I want to know if my understanding of dynamic equation associated with the High Speed Shaft Brake is correct or not.
I think when the brake is applied, HSS governing equation is:
HSShftTq - T_gen - HSSBrakeTq = ( J_gen + J_brakedisk ) * alpha * GBratio
“J_gen” = generator inertia relative to the HSS
“J_brakedisk” = Brake disk inertia relative to the HSS
“alpha” = the LSS rotational acceleration
“T_Gen” = generator torque applied to the HSS
But still I don’t know how FAST calculates the braking energy required to stop the WT. In other words I’d like to know the equations that FAST uses to decide on the time that the WT comes to stop.

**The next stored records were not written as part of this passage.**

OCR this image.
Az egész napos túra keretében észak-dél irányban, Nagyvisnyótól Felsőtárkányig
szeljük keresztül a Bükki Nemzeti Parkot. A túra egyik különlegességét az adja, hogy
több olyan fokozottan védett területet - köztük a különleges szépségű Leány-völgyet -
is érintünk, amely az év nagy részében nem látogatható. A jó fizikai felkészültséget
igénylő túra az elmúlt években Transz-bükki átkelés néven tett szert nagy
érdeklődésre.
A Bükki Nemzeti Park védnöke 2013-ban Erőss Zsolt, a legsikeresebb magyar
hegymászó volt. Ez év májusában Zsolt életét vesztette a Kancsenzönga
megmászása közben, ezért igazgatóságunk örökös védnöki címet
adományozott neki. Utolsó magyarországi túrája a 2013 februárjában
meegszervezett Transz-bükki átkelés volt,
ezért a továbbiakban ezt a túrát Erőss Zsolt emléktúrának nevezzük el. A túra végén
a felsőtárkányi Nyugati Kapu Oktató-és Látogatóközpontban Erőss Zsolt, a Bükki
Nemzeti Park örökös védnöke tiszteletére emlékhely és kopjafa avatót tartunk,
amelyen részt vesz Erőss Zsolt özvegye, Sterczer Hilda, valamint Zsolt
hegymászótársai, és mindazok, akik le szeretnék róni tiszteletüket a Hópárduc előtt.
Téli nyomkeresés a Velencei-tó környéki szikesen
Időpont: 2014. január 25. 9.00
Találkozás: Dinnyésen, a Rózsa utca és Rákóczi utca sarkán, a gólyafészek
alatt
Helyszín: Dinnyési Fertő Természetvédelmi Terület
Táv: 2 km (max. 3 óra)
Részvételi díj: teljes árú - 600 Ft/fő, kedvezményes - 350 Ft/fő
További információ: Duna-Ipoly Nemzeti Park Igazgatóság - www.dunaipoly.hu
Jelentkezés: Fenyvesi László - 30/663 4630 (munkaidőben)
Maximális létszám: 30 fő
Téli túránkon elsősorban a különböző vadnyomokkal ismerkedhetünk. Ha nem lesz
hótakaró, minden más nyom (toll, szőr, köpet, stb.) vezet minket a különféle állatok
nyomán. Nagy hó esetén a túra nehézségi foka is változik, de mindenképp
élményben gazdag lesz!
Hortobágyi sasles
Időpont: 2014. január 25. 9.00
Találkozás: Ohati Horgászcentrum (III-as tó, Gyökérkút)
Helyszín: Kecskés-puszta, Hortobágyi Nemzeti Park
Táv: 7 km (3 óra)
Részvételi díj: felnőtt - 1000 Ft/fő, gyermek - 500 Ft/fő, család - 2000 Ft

In fact regarding FAST calculations, how long does it take for the HSSbrake to stop the WT?
Yes, your equation for the HSS dynamics in FAST is correct.
How long it takes for the generator to be stopped by the brake depends on the nature of the brake and aerodynamic torques. (The aerodynamic torque is transferred through HSShftTq in your equation.) The generator will decelerate until both the generator acceleration and generator speed are zero. Page 4 of the following paper explains in a bit more detail how the HSS brake model in FAST is implemented: nrel.gov/docs/fy04osti/35077.pdf.
First I have to thank you for your valuable response.
As you have mentioned in your comment, aerodynamic torque is transmitted to the HSS through HSShftTq. So if one wants to calculate the braking energy using FAST outputs, he can use the following equation. (In the following equation, by “Int” I mean Integral)
Where “HSShftPwr”= HSS power
“J_Gen”=generator moment of inertia with respect to HSS
“J_Brk”=brake disk moment of inertia with respect to HSS
“HSShftV0”=HSS angular speed when the brake is applied
“HSSBrTq”=HSS brake torque
“HSShftV”=Instantaneous HSS angular velocity
Is it right?
In fact above equation states that the braking power is equal to HSS power (which accounts for the aerodynamic effect) plus the kinetic energy of the HSS rotating parts (which is Generator and Brake disk and probably HSS part of Gearbox which has not been accounted for in the above equation).
Does FAST use such method as I mentioned above to calculate the braking torque necessary to bring the shaft speed to zero?(“FAST now calculates the braking torque necessary to bring the shaft speed to zero at each time increment. The value of this braking torque is used as long as it does not exceed the limits of the brake. This technique ensures that the brake locks the shaft during a shutdown maneuver, bringing about realistic dynamic loads and “ringing” behavior.” you stated in your paper)
What if one wants to calculate the required braking torque or energy, directly from aerodynamic torque exerted to the WT? I think in this case the following equation can be used:
Int[(AeroTqLSShftV-GetPwr)dt]+total kinetic energy with respect to the HSS=Braking energy
Where “total K.E. with respect to HSS”=0.5J_totalHSShftV0^2,
" J_total"=Moment of inertia of all rotating parts with respect to the HSS
Am I right?
I’m looking forward to your comments
Your equations for braking energy seem reasonable except that the GenPwr in FAST is an electical power (including mechanical-to-electrical conversion efficiency losses) and the equations you use assume mechanical power. However, I would guess that the brake is only every applied when the generator is offline, meaning that GenPwr likely equals zero in these equations.
That said, FAST does not use these equations or attempt to calculate the braking energy. Instead, the maximum brake torque in FAST is simply a user-specified value. The drivetrain will slow down and stop as long as external torques do not exceed this specified braking torque.
As you know, in variable speed pitch-regulated wind turbines, the pitch system (beside the mechanical brake) plays an important role in bringing the WT to stop. Is it possible to determine the amount of energy that is dissipated (during a braking operation involving both the mechanical brake and the pitch system resistance simultaneously) by means of the pitch system? In other words is it possible to determine the amount of resisting torque of pitch system in a braking process?
(In fact I want to separately specify the share of mechanical brake and the pitch system in bringing the WT to stop using FAST outputs)
Without modification, FAST does not directly output the shaft torque resulting from pitch-control actions. However, you should be able to derive the contribution of the pitch system by subtracting the energy extracted from the mechanical brake (as you proposed above) from the total change in kinetic energy of the rotor during the braking event.